Sui bagni pubblici e sui muri di Riccione erano apparse delle scritte infamanti contro un ristoratore e due commercianti cittadini. Il presunto autore, un cinquantatreenne di Riccione difeso dagli avvocati Massimiliano Orrù e Simona Conti, è stato però assolto dalle accuse di stalking, diffamazione e lesioni personali.
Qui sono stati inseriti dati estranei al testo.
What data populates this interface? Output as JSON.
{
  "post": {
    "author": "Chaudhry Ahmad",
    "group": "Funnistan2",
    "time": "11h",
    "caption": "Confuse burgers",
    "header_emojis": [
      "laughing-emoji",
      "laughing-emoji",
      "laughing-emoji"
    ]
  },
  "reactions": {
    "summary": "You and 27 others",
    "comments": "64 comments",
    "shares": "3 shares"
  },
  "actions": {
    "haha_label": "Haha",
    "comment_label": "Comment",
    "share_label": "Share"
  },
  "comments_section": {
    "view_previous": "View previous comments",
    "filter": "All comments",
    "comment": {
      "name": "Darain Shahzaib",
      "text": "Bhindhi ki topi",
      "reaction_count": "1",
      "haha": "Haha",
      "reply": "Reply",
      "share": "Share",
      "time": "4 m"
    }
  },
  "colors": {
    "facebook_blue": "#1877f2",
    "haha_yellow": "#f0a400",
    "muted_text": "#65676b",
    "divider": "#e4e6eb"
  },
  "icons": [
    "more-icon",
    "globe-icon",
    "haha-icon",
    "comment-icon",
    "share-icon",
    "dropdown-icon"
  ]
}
L’imputato ha sempre negato di essere l’imbrattatore sconosciuto che fece parlare di sé l’intera città per settimane poco più di sette anni fa e, riguardo alle lesioni, ha sostenuto di essere stato lui vittima di un pestaggio e di essersi semplicemente difeso. Stando alla sua versione sarebbe stato lui a essere riempito di botte (un paio di costole rotte, la mandibola fuori posto e un dente saltato) dai soggetti offesi e non viceversa (un procedimento parallelo riguarda anche i presunti vendicatori delle offese subite). L’inchiesta sulle scritte, per la procura, non aveva portato all’identificazione certa dell’autore, ma il giudice dell’udienza preliminare aveva rigettato la richiesta di archiviazione. Il presunto stalker dopo il pestaggio ai carabinieri disse che chi lo aveva picchiato aveva sbagliato persona. Ammise di conoscere le tre persone che, esasperate dalle scritte ingiuriose apparse un po’ ovunque, lo avevano affrontato al parco e anche di avere un rapporto difficile con ciascuna di loro («Frequentiamo lo stesso bar»). Negò però di avere mai impugnato la bomboletta spray per diffamarli. È stato qualcun altro a scrivere quelle cose: io gliel’ho detto, gli ho fatto vedere che con me non avevo niente, ho aperto il mio zaino, ma non mi hanno creduto». Le scritte ingiuriose riguardavano presunte infedeltà delle consorti dei bersagliati, quelle nei bagni pubblici invitavano gli omosessuali di passaggio a chiamare al cellulare le inconsapevoli vittime della persecuzione. Le parti offese erano assistite dall’avvocato Stefano Caroli.